Freycinet’s main vineyard comprises just nine hectares, planted by owner Geoff Bull to 2.8 ha of pinot noir, 4.0 ha of chardonnay, 1.2 ha to riesling, 0.7 ha to cabernet sauvignon and 0.3 ha to merlot. The pinot plantings include 0.35 ha recently top-grafted from the white German variety of questionable ability, Muller-Thurgau. Its sought-after ‘Radenti’ sparkling wine is made from a single hectare of pinot noir and chardonnay planted at a cooler, later site four kilometres away from the main block. The currently available vintage is 1996, rather a complex and mature alternative to the blandness of so many Australian sparkling wines.
Newly released to the market, Freycinet’s 1998 Cabernet Merlot is fine and stylish, with a smooth, creamy palate wound around tight, compact tannins. There’s a hint of leafy tobacco influence, some attractive chocolate and cedary oak, while the overall impression is one of restraint and balance. I’ve no doubt it needs at least another five years.
I rate them both highly, but neither Freycinet’s Chardonnay nor Pinot Noir from 1999 present quite the completeness of the 1998 wines. That said, the 1999 Chardonnay is clear, bright and minerally, offering a harmonious marriage of stonefruit, pear and apple flavours with creamy lees qualities and smoky, buttery oak. It’s clean and refreshing and will reward some cellaring.
The 1999 Pinot Noir is elegant and respectable wine, clear and lightly sappy. There’s a minty aspect to its penetrative red and black berry fruit which winemakers Claude Radenti and Lindy Bull have deftly knit with tight-knit chocolate oak. It will build in the bottle over the next three years.

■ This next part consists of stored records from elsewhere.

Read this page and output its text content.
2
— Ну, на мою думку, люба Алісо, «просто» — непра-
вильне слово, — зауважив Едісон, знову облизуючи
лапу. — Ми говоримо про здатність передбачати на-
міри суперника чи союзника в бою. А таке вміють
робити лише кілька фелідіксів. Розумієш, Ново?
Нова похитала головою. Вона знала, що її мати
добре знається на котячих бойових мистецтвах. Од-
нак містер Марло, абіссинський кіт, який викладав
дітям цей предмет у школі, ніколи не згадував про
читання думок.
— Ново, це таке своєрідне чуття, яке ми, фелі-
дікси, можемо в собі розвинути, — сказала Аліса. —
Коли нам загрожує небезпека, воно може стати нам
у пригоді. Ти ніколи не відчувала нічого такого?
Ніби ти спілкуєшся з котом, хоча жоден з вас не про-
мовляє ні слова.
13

Although the south and east of Tasmania were still in the grip of a drought during the 2000 growing season, like 1998 it was also straight from the copybook: long, warm and dry, without ever becoming as hot as many of the mainland’s name regions. The first of Freycinet’s releases from this vintage is a rather Alsatian-like Riesling, whose musky floral aromas of pear, apple and lemon precede a long, juicy palate bursting with fruit and finishing with limey acids.
Those of you with an eye for the smart money will already be pencilling orders for the rest of Freycinet’s collection from the last and indeed possibly ultimate Tasmanian vintage of last century.